Mesmo que “apaziguados” ao final de 18 Miles Out,  as desavenças entre Rick (Andrew Lincoln) e Shane (Jon Bernthal) ainda não haviam sido resolvidas, e precisavam ser, por ter sido o mote não só da segunda temporada inteira, como elaborado desde Guts, o segundo episódio da série, em que sabemos que Lori (Sarah Wayne Callies) traiu o marido com o melhor amigo. Ainda que pareça novelesco a premissa que estabeleceu a rivalidade, através de um triangulo amoroso, todo o desenvolvimento de lá até o clímax em Better Angels elaborou um panorama de complexidade psicológica bem maior do que existe na obra original de Robert Kirkman, maturando suas motivações cuidadosamente conforme atritos por decisões ideológicas de liderança do grupo iam acontecendo, acumulando e incendiando a relação dos dois, de uma maneira que não tinha como um deles sair vivo no final dessa temporada.

Apesar da paz temporária, estabelecida diariamente por Rick, a sensação era de que literalmente a qualquer nova divergência, seria a última, para que Shane tentasse “tomar” o poder e estabelecesse a sua linha de pensamento. De fato. A morte de Dale (Jeffrey DeMunn) no episódio passado faz com que a unanimidade de executar Randall (Michael Zegen) entre em revés, com Rick sendo o expoente a decidir que vai soltá-lo, como mandava o plano antigo, bem longe da fazenda, mas confiando de que ele não seria uma ameaça, como Dale acreditava. Better Angels abre com o funeral do personagem e o xerife dizendo que a sobrevivência do grupo vai seguir o que ele acreditava em sua homenagem, algo que obviamente, desagrada muito Shane. Volta o antigo conflito de episódios passados, mas aqui Shane parece devidamente deslocado da realidade do luto e união do grupo, que graças a Dale parece que derradeiramente tornaram as duas “famílias” em uma só em prol da sobrevivência.
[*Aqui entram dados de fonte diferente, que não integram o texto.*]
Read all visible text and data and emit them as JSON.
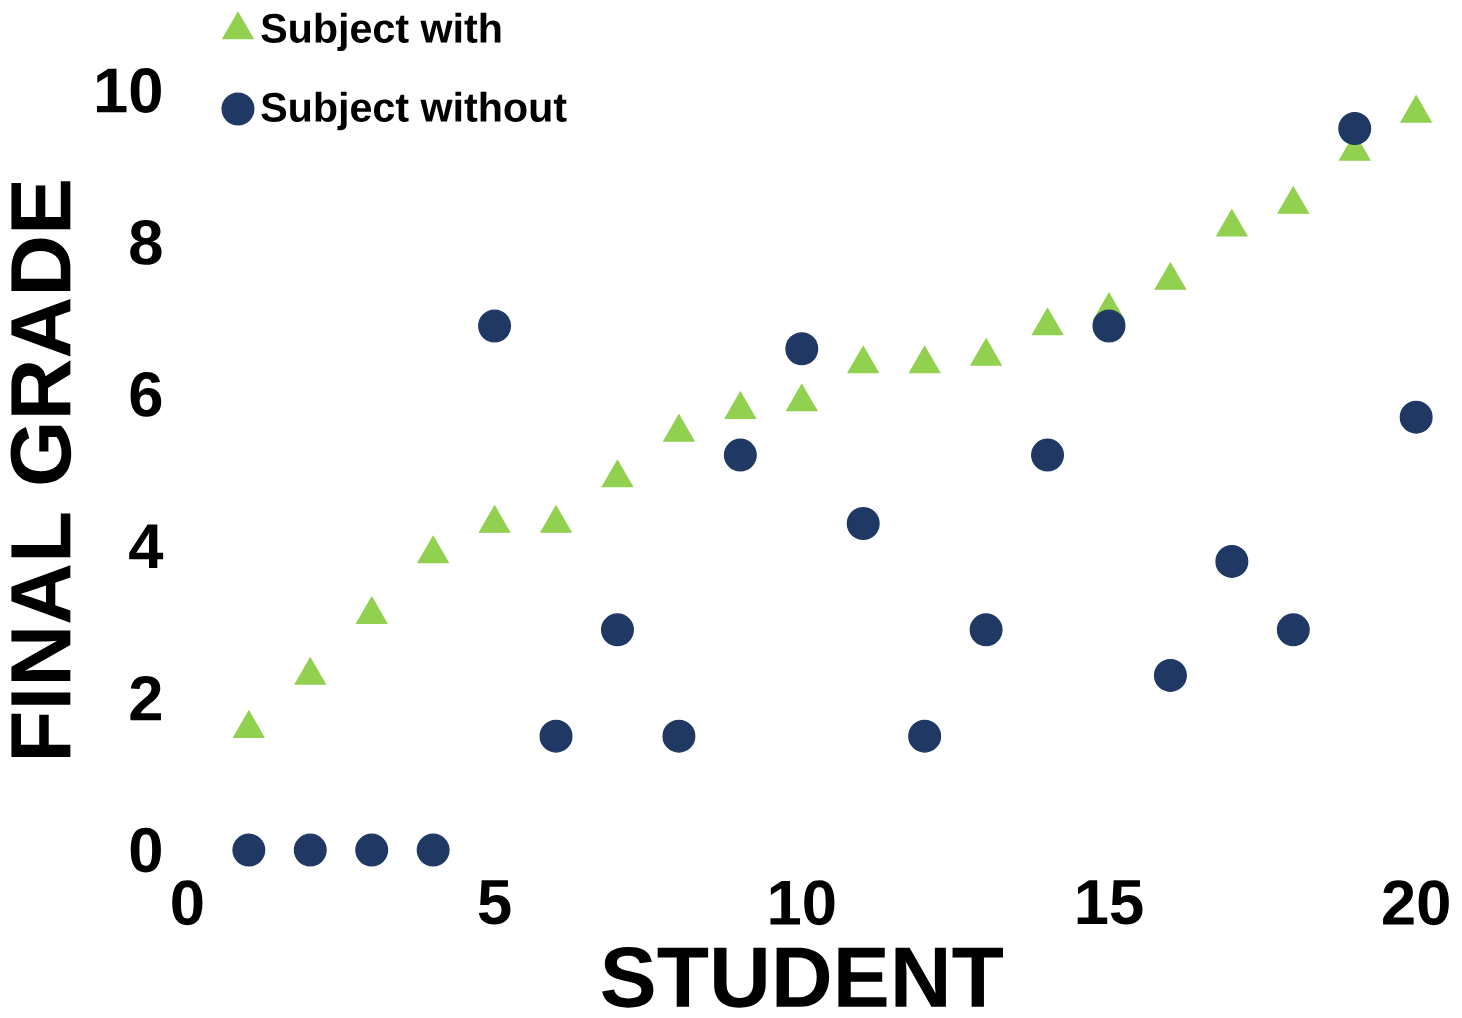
{
  "chart_data": {
    "type": "scatter",
    "xlabel": "STUDENT",
    "ylabel": "FINAL GRADE",
    "x": [
      1,
      2,
      3,
      4,
      5,
      6,
      7,
      8,
      9,
      10,
      11,
      12,
      13,
      14,
      15,
      16,
      17,
      18,
      19,
      20
    ],
    "series": [
      {
        "name": "Subject with",
        "color": "#92d050",
        "marker": "triangle",
        "values": [
          1.6,
          2.3,
          3.1,
          3.9,
          4.3,
          4.3,
          4.9,
          5.5,
          5.8,
          5.9,
          6.4,
          6.4,
          6.5,
          6.9,
          7.1,
          7.5,
          8.2,
          8.5,
          9.2,
          9.7
        ]
      },
      {
        "name": "Subject without",
        "color": "#1f3864",
        "marker": "circle",
        "values": [
          0,
          0,
          0,
          0,
          6.9,
          1.5,
          2.9,
          1.5,
          5.2,
          6.6,
          4.3,
          1.5,
          2.9,
          5.2,
          6.9,
          2.3,
          3.8,
          2.9,
          9.5,
          5.7
        ]
      }
    ],
    "xlim": [
      0,
      20
    ],
    "ylim": [
      0,
      10
    ],
    "xticks": [
      0,
      5,
      10,
      15,
      20
    ],
    "yticks": [
      0,
      2,
      4,
      6,
      8,
      10
    ],
    "grid": false,
    "legend": "top left"
  }
}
Hershel (Scott Wilson) não só libera a casa para que o pessoal durma lá dentro, como até oferece sua cama para Lori e Rick, devido a sua condição de grávida. Os demais, todos se ajudam e organizam direitinho a busca por recursos e resolvimento de pendências antes da chegada do inverno – olha os zumbis comendo as vacas de novo –, que os forçaria a ficar dentro de casa o tempo todo. A fotografia do episódio reforça através do sereno, esse sentimento de apaziguamento e calma na relação de todos, mesmo que por trás exista uma certa melancolia, um receio na neblina que ela não irá durar muito. Há até uma cena bastante bonita entre Gleen (Steven Yeun) e a Andrea (Laurie Holden), que serve não só como uma valorização do legado de Dale, como também esse último momento de conforto, antes da instauração máxima de tensão, guiada pela escalonada derradeira de Shane a loucura sociopata, elaborando um plano para assassinar o amigo.
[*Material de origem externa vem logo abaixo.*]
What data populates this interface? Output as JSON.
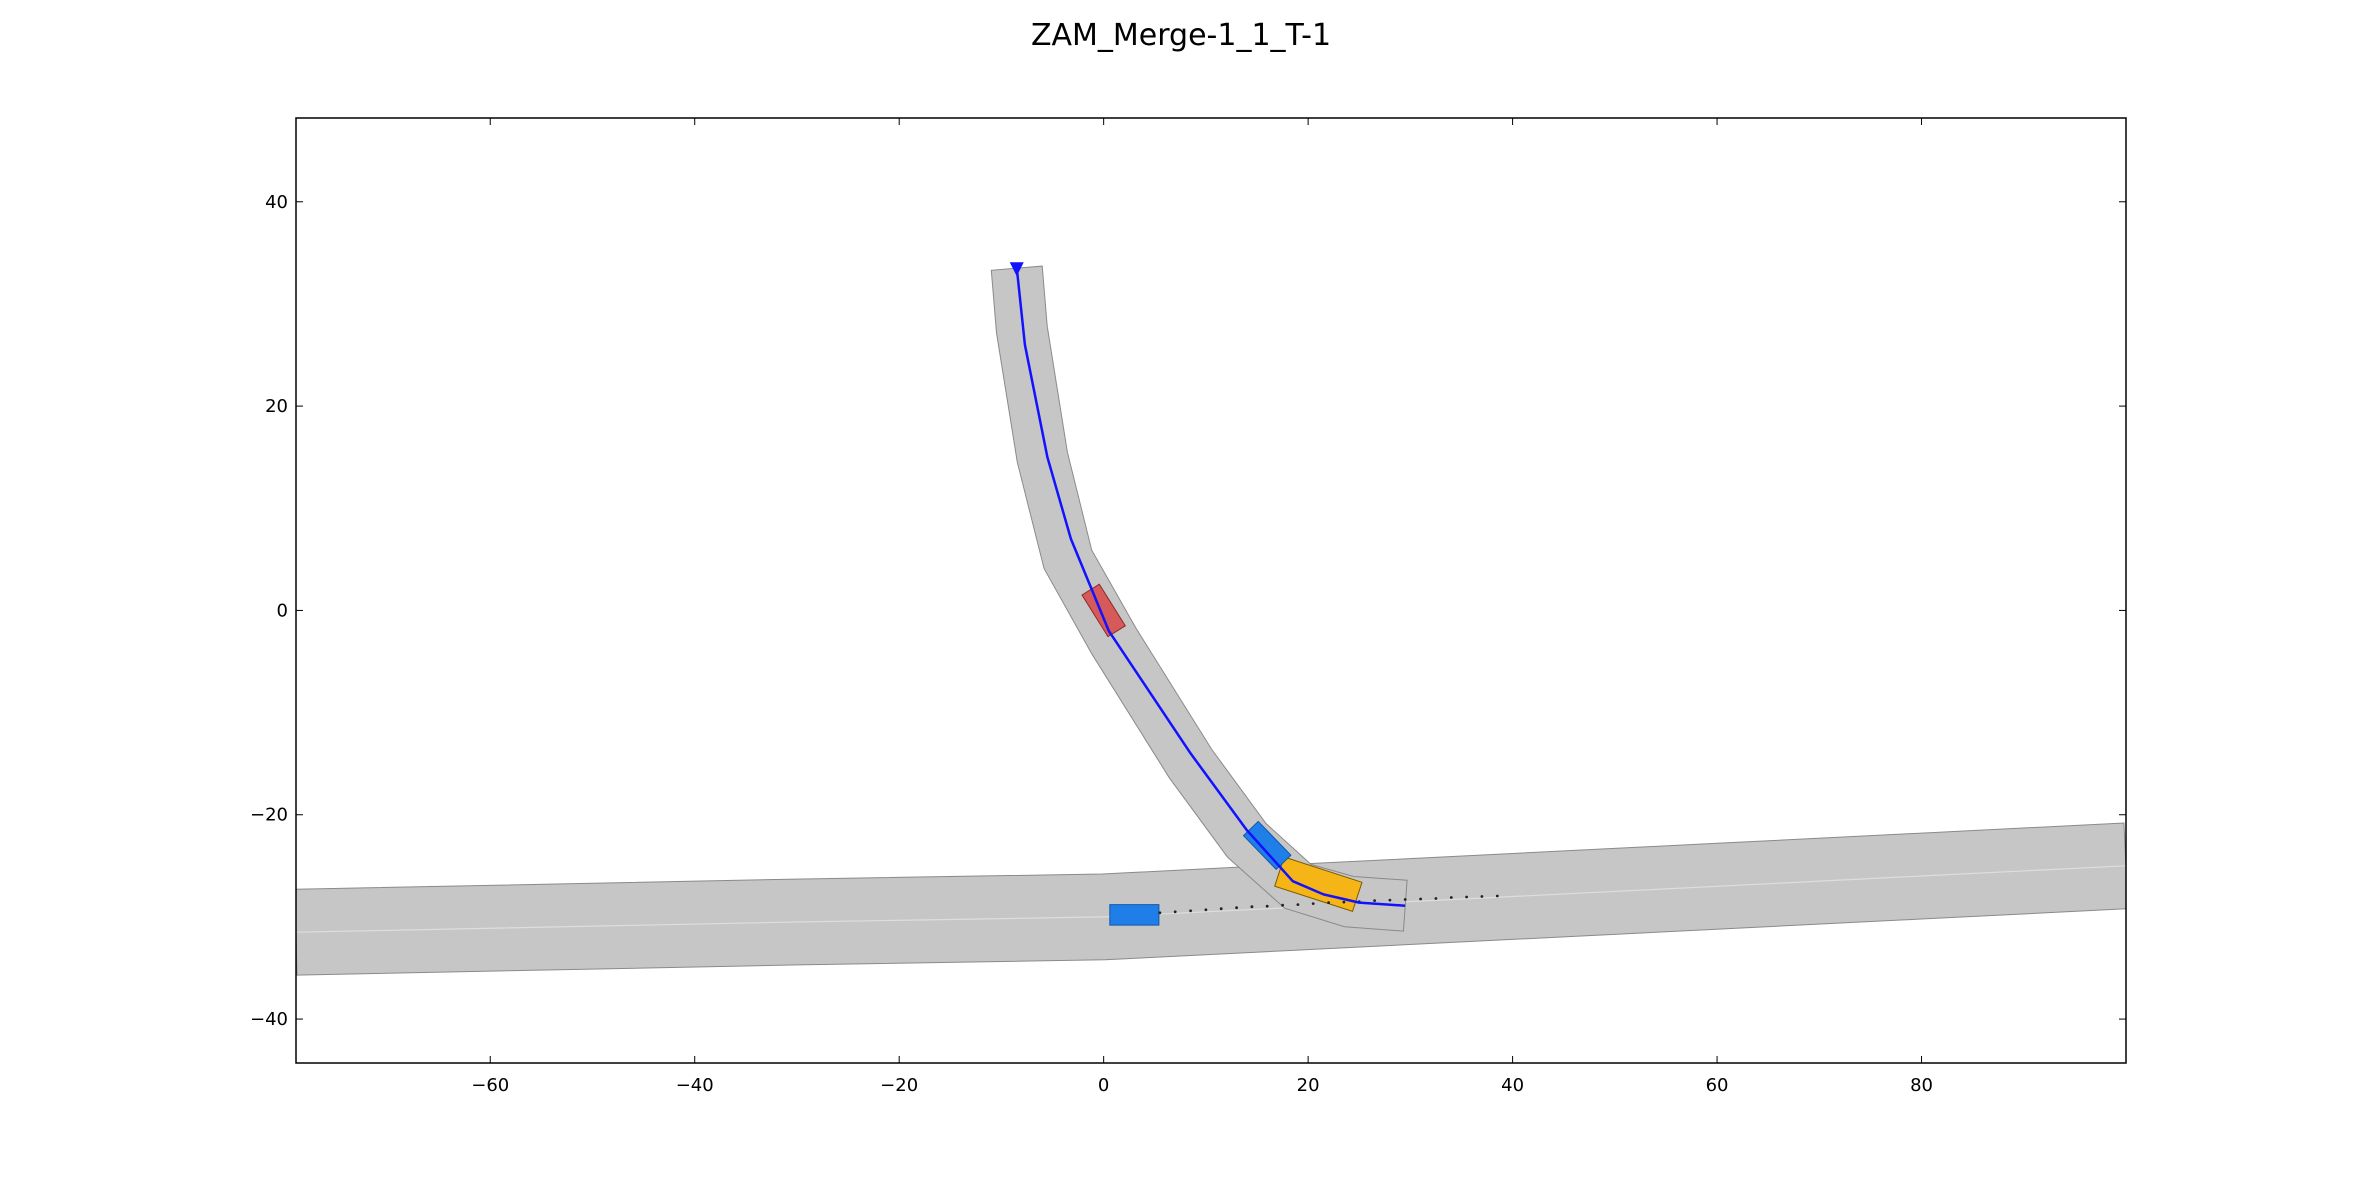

Claro que a etapa final desse processo só é realizada pelo auxílio de tudo que a temporada veio elaborando, ou seja, a virada é consequência de um histórico, mas nem por isso Better Angels deixa de ser um episódio que preze por uma construção própria e isolada do confronto final, fornecendo material narrativo que justificaria transformação de Shane somente dentro de si, com os mesmos elementos trabalhados anteriormente. Como dito, há o descontentamento com o caso de Randall, mas que vai se misturando com outras questões remetentes ao triangulo familiar. Carl (Chandler Rings) se sente acuado e responsável pela morte de Dale, compartilhando isso com Shane que compartilha de imediato com o Rick, esperando que ele tome a rege da situação e converse com o filho logo sobre o caso, ao invés de resolver a libertação de Randall.

No entanto, Rick por desconfiança pelo histórico de Shane não o corresponde e decide em tom novamente autoritário – indicado pelo Contra-Plongée na cena sobre a perspectiva de Shane –, de que vai resolver primeiro a saída do garoto, pois ele não confia em Shane, a ponto querer que Andrea fique de vigia dele enquanto Rick estivesse longe da fazenda e/ou nem o deixar ir com Daryl encomendar a saída do garoto, enquanto ele conversa com o filho. Na prática a conversa acontece e é uma outra cena de grandíssima sensibilidade do episódio. Rick admite para Carl que não há mais como preservar sua inocência desse mundo e já dá um choque de realidade no menino, tentando-o o fazer preparar para o pior, inclusive confiando em devolver a arma de Daryl que havia tomado antes e dado para Shane.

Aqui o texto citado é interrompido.